Nous ne devons pas nous leurrer avec un récit qui prétend que le pape n’est pas au courant de ce qui se passe autour de lui. Au contraire, le pape François est informé et approuve toutes les initiatives critiques. L’ignorance présumée fait également partie de la stratégie : les erreurs ne sont pas attribuées au pape. Elles pourraient pourtant être ses erreurs, car le pape François est toujours attentif et impliqué.

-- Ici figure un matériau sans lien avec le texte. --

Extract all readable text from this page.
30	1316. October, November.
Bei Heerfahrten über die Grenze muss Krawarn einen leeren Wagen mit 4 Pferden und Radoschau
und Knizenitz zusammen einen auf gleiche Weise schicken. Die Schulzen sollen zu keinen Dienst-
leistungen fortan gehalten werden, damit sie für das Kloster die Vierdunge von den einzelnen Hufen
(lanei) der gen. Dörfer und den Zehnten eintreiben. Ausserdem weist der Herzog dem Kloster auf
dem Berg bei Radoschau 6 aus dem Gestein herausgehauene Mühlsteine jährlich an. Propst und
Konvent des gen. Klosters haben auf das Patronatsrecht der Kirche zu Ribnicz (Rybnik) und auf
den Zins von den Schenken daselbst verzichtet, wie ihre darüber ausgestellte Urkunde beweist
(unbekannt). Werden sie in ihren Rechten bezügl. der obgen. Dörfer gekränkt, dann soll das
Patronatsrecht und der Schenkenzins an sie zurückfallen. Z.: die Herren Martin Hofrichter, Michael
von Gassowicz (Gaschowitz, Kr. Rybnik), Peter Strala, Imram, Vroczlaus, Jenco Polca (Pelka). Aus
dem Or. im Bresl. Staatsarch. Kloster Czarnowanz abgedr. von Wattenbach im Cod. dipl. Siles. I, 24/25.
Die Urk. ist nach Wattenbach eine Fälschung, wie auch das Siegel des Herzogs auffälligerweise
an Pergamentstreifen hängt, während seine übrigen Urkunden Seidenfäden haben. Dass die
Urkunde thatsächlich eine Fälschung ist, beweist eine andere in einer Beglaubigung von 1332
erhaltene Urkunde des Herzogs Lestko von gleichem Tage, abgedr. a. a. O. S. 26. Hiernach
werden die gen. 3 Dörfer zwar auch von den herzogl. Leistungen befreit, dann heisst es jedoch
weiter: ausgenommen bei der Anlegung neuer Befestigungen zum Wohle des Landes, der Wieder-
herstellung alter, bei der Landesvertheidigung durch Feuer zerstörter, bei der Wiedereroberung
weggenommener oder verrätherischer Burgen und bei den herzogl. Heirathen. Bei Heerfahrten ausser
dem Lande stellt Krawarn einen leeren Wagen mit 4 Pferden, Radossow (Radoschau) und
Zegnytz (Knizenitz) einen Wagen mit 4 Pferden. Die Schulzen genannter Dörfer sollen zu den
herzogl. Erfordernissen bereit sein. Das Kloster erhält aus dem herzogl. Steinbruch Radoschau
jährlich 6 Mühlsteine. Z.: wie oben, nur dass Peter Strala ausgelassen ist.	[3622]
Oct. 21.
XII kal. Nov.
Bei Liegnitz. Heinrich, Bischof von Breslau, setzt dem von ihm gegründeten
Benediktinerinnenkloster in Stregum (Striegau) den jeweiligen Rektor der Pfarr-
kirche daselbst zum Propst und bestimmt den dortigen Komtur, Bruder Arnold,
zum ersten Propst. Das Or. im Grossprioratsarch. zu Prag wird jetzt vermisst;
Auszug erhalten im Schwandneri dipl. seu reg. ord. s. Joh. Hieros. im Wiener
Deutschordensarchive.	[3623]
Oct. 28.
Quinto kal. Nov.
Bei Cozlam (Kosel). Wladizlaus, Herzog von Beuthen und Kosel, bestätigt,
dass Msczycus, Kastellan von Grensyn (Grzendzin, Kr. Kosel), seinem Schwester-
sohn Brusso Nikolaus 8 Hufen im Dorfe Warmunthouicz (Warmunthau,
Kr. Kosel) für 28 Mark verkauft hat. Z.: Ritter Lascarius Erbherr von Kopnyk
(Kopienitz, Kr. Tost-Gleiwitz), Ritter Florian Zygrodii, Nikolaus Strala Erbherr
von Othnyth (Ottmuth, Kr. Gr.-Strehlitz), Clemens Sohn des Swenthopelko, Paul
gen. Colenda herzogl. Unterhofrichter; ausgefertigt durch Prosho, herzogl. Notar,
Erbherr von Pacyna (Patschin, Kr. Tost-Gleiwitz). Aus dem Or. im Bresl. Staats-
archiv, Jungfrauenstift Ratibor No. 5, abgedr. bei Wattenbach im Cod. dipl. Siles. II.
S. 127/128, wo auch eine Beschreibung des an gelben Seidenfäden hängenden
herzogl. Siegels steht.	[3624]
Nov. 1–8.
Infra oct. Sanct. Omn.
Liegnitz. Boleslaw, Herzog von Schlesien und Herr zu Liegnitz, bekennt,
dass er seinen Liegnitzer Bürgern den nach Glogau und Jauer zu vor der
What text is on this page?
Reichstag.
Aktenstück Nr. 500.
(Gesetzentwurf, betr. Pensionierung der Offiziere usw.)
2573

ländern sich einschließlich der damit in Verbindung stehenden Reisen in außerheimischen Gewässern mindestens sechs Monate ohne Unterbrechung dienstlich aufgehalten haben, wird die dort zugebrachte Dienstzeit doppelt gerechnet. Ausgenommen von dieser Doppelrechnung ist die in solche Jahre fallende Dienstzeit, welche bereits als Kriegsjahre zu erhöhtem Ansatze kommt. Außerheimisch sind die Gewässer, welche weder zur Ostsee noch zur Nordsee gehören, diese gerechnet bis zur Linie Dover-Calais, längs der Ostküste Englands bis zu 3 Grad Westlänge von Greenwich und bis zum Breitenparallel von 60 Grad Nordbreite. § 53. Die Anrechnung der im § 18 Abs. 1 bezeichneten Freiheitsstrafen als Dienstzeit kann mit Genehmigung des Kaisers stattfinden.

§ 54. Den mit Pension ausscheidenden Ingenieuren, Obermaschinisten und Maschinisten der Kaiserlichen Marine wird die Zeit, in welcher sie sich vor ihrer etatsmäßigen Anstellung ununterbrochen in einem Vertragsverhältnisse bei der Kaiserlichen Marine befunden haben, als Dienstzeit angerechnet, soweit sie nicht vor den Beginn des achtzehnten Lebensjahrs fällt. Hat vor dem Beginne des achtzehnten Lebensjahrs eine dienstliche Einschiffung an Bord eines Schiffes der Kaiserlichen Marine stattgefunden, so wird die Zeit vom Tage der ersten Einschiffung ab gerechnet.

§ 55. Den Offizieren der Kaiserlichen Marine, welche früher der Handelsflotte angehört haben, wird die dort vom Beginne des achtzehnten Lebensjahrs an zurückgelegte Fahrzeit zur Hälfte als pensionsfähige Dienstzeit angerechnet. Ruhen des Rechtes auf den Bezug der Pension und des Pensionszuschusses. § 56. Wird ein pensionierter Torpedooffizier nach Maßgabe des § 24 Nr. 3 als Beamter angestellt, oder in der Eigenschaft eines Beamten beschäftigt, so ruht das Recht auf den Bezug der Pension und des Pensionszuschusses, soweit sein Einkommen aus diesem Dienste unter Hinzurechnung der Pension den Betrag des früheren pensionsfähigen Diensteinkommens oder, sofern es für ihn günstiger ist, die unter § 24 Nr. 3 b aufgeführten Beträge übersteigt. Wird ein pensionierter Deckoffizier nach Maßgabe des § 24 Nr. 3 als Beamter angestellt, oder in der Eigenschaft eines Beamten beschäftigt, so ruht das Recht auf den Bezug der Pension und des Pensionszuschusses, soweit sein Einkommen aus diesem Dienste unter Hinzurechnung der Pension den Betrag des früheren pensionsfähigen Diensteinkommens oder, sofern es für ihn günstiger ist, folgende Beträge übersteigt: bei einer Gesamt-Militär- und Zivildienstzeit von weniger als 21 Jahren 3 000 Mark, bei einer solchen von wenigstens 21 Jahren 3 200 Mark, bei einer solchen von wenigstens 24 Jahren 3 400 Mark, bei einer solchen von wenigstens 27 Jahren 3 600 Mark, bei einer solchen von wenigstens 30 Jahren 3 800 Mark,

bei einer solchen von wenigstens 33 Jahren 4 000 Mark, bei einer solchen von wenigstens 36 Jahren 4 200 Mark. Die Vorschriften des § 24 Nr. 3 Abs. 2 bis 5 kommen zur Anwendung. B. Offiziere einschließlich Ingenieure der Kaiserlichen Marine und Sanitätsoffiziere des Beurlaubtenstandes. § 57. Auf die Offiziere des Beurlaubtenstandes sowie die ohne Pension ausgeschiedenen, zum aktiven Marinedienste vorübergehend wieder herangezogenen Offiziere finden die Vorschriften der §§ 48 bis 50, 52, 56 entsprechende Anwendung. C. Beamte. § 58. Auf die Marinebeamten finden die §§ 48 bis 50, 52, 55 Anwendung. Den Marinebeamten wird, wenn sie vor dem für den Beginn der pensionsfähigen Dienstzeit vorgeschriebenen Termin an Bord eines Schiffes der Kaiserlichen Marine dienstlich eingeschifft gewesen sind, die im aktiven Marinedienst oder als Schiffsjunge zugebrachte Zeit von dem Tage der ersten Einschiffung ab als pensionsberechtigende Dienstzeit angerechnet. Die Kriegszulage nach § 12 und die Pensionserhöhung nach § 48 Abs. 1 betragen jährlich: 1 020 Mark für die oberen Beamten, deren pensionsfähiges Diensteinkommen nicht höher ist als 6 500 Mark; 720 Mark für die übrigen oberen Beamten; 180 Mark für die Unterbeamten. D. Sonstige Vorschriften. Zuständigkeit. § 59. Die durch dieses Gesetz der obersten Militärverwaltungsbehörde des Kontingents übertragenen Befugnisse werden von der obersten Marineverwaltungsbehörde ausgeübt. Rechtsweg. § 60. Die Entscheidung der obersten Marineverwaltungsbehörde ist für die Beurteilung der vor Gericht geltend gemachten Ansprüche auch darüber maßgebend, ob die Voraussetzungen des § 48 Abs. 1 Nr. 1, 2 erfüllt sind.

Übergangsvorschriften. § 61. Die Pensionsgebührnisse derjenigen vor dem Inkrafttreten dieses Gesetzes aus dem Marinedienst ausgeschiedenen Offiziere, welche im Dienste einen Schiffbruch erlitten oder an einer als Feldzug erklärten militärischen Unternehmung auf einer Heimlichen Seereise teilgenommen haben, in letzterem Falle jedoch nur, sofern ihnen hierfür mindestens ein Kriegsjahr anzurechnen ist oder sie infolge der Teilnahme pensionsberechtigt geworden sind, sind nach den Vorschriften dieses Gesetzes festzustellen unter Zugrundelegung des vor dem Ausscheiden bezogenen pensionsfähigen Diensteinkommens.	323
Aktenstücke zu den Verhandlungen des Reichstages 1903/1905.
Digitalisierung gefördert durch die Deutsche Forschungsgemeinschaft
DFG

Tout cela pour dire que l’hospitalisation du Pape François ne peut être considérée comme une question secondaire. Il y a une machine vaticane qui continue à fonctionner mais qui ne peut pas prendre de décisions importantes. Jean-Paul II avait constitué une équipe, à laquelle il déléguait toutes les décisions en toute confiance, ce qui a été crucial dans la (longue) période de sa maladie, puis lors de son agonie finale. Mais le pape François n’a pas d’équipe, et il n’a même pas fait confiance aux gens de la Curie. La politique consistant à changer tous les ecclésiastiques de la Curie après un maximum de deux mandats de cinq ans a en outre isolé efficacement le pape. Il n’y a pas de garde-barrière entre le pape et ses interlocuteurs, ni de secrétaires puissants qui gèrent et connaissent son emploi du temps. Personne ne peut aider le Pape dans son travail. Le Pape François est seul Pape, et un seul Pape commande.

Il est donc logique de se poser des questions. Le séjour d’hospitalisation du Pape François ne devrait pas durer plus de dix jours, dans une période où traditionnellement il n’y a pas d’activités. Mais que pourrait-il se passer si cette hospitalisation se prolongeait ou si le Pape avait besoin d’autres périodes d’hospitalisation ? Qui commanderait au Vatican ?

D’autres questions se posent alors. Sans l’impulsion du Pape François, quelqu’un aurait-il le courage de prendre une initiative personnelle, avec le risque que le Pape, une fois de retour, la rejette ?

Pour l’instant, tout est centré sur la santé du pape. Sa santé précaire est un élément à prendre en compte pour l’avenir. Non pas qu’il faille déjà penser à un nouveau pontificat – même si certains le font, comme cela s’est toujours produit – mais il nous faudra comprendre comment le pape François va changer sa façon de gouverner. Moins de réunions, plus de procurations devraient être la ligne de conduite, mais pas pour le pape François, qui ne voudrait jamais être faible. Il a fait preuve, jusqu’à présent, d’une remarquable maîtrise de soi. Il s’est entouré d’une machine à communiquer qui a toujours gardé la plus grande confidentialité sur son état de santé.

En réalité, la maladie du Pape n’est pas la fin d’une époque. Cependant, elle peut être le signe d’un certain changement. Et ce changement affectera aussi l’avenir de l’Église, tant dans le prochain conclave que dans le gouvernement de l’Église jusqu’au prochain conclave.